4 Replies to “Why runat=”server” for ASP.NET?”

  1. I understand your point, but the importance of [runat="server"] is more for consistancy and extensibility. If the developer has to mark some tags some ways (ie an "asp:" prefix) and in other cases using runat, then it creates more confusion. Also, this simplifies what is sent directly to the user agent as a Response.Write and what needs to be parsed by the ASP.NET engine. What if some user agent of the future has a name collision with one of the ASP.NET tags, it would be difficult otherwise to tell ASP.NET to ignore a tag.

  2. Mike, I’m so glad you wrote this entry, I completely agree, it makes no sense to me, surely would make more sense as besides the runtime errors, it’s really hard to skim a page and see what server-side tag is typoed when runat=”server” makes them NOT LOOK LIKE SERVER-SIDE TAGS.

    Ahem. I’m a little frustrated as you can tell.

    Coming from PHP and JSP land, this mixed-metaphor concept is utterly ill-conceived (and I thought JSP was quirky!).

    Thanks again for sharing.


  3. Barnaby: You are absolutely welcome. It’s that kind of pedantic purity that was a major reason I eventually gave up on the Microsoft web platform and finally embraced the pragmatic expediency of the LAMPhp platform. Know what? I’m now only bothered that I didn’t embrace it a lot sooner.

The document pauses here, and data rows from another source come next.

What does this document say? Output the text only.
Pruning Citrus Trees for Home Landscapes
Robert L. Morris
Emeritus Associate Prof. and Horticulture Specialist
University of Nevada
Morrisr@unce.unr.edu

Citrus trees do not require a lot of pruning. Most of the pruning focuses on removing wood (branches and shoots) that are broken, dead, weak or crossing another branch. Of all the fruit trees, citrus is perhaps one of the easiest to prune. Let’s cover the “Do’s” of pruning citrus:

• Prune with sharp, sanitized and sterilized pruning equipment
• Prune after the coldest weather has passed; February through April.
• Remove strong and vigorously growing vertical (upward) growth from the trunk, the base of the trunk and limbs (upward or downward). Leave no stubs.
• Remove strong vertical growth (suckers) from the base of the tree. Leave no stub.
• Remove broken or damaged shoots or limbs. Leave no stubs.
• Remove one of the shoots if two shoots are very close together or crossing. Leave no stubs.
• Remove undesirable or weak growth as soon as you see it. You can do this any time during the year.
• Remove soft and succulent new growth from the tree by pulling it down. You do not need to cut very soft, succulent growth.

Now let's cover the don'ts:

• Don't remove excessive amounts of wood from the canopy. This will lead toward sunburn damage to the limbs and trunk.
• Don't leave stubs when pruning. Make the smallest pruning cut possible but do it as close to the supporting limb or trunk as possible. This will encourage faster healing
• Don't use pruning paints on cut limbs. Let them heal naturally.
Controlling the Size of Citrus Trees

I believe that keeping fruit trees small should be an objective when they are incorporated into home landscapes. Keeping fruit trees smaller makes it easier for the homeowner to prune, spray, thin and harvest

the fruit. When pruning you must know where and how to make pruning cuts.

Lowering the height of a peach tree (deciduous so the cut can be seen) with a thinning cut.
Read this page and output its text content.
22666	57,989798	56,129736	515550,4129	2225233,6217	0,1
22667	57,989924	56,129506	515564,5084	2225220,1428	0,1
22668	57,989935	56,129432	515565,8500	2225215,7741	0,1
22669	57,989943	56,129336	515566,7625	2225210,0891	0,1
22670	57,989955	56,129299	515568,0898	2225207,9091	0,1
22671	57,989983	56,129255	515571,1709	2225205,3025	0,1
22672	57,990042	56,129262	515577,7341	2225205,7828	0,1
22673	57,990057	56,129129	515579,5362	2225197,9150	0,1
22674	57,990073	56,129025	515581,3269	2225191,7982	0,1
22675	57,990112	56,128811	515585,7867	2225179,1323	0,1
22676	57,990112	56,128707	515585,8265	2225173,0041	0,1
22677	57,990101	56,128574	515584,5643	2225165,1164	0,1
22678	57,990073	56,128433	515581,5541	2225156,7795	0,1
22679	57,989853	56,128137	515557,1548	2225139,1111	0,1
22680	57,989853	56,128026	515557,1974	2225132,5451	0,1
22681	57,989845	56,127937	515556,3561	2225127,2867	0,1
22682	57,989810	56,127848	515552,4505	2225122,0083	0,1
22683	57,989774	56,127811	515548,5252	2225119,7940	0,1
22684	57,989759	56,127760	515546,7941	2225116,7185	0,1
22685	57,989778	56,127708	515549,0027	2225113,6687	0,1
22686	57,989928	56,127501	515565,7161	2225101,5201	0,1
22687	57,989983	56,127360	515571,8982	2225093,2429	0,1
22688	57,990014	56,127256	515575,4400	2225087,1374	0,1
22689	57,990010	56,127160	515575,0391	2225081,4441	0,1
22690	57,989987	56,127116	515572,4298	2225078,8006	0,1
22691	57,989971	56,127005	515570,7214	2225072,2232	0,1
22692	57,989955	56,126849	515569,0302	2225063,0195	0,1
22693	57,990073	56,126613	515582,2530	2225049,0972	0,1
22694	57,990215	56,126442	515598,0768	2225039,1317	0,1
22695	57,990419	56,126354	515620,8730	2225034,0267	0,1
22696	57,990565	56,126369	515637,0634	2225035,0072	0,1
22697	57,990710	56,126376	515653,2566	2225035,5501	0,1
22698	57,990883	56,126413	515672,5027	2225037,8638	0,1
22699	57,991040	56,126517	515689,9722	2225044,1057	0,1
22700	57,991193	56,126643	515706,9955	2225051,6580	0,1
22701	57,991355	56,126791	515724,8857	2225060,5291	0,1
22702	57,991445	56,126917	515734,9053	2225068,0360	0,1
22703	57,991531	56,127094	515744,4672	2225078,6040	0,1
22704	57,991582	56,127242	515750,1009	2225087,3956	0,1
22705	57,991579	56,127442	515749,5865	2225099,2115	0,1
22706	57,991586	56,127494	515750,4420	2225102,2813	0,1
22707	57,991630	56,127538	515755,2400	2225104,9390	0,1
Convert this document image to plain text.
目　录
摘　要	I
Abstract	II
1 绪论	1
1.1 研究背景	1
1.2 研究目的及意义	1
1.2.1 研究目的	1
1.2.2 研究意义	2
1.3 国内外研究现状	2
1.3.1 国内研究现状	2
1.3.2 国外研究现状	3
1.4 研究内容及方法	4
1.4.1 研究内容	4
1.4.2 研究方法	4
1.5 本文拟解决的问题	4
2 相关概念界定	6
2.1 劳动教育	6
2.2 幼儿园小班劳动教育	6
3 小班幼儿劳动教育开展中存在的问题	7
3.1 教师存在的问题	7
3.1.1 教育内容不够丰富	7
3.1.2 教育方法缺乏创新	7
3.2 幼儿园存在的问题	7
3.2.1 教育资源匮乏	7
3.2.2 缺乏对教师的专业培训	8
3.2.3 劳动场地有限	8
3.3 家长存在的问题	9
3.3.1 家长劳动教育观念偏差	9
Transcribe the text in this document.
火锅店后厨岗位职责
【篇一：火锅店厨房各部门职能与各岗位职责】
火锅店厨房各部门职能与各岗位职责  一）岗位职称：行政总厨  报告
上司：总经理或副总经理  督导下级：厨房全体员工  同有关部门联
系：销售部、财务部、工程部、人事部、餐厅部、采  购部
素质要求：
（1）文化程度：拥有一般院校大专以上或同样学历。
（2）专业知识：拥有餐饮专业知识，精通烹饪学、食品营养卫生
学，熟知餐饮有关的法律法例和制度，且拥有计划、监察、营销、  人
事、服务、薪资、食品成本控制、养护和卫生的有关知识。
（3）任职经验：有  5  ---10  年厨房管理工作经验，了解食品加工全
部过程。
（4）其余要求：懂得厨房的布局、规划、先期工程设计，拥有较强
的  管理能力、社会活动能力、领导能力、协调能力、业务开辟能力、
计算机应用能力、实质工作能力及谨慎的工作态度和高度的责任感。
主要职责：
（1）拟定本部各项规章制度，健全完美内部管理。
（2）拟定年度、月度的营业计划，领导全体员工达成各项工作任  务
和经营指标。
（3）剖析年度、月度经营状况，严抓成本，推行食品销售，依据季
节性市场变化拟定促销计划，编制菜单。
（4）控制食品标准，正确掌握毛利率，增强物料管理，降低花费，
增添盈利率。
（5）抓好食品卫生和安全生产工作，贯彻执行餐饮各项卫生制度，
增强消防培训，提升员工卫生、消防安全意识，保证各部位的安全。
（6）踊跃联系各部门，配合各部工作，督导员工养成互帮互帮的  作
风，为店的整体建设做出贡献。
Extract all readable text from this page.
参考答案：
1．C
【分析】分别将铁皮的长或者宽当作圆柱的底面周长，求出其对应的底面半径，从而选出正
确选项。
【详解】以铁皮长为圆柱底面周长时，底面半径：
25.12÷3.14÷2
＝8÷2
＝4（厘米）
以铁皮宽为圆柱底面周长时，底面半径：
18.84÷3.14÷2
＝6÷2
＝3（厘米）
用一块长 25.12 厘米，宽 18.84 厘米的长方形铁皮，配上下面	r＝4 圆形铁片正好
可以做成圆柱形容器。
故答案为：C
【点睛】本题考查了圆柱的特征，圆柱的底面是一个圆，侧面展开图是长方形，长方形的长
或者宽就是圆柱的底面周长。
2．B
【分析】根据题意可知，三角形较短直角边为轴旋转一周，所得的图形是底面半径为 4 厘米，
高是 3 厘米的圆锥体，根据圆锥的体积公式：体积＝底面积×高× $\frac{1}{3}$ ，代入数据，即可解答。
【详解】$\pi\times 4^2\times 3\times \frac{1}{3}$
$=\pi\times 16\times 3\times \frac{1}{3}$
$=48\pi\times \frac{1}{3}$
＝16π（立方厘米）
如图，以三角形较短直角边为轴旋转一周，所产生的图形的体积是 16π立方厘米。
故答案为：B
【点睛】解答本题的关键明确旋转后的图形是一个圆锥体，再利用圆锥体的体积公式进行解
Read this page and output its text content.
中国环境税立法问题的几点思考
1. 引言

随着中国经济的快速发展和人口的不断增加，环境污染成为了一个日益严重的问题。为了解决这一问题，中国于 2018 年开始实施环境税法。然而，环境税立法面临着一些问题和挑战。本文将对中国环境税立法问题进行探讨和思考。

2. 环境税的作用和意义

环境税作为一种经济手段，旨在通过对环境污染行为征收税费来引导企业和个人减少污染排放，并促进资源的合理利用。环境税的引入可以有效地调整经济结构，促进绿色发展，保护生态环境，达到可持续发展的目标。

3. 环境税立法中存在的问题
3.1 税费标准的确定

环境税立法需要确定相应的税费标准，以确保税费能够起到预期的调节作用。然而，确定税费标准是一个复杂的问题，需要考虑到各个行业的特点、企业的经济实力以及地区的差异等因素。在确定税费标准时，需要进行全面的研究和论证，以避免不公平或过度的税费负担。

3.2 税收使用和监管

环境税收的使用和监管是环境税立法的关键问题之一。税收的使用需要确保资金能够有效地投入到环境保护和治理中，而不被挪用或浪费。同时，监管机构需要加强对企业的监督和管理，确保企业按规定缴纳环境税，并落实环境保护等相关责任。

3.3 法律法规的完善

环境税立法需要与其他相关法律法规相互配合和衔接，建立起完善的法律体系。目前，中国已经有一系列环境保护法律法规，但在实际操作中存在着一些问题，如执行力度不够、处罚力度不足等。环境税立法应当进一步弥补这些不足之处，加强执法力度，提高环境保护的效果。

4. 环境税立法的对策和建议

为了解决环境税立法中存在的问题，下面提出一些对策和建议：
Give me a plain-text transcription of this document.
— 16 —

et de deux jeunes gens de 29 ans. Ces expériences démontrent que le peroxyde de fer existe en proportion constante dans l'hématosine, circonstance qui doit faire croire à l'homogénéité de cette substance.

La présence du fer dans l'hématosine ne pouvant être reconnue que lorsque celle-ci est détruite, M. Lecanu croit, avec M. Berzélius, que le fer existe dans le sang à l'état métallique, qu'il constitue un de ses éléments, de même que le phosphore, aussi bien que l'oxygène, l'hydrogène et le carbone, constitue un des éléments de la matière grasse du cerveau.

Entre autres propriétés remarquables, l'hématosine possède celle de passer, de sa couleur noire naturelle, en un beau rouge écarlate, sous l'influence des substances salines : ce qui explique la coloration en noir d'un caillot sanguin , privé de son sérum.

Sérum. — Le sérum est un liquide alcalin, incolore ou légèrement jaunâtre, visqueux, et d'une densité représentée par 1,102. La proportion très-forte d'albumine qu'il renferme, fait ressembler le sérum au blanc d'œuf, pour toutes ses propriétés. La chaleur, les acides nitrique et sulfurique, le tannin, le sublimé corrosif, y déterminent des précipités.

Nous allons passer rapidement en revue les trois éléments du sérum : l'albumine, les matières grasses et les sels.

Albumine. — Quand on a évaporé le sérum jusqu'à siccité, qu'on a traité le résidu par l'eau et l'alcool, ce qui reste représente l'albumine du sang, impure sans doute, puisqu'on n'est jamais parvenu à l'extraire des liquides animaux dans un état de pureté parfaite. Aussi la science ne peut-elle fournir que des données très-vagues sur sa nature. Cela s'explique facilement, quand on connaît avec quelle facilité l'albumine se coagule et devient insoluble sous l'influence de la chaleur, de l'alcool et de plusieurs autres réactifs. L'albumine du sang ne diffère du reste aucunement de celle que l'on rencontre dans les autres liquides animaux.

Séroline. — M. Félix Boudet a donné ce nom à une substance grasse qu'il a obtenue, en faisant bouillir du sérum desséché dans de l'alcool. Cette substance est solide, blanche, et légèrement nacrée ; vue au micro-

    Since crossing over the fence, I’ve come to realize more and more what a huge architectural mistake the ASP.NET platform was. You don’t build web apps with ASP.NET, you build ASP.NET apps that happen to live on the web, and that’s not good enough.

    At this the point the only thing that the MS web platform has that interests me at all is PowerShell and IronPython, and the DLR. Shame, because PowerShell rocks, but MS’ web platform offerings are too bogged down by legacy bad decisions.

    For your sake Barnaby, hope you can make it back to PHP soon.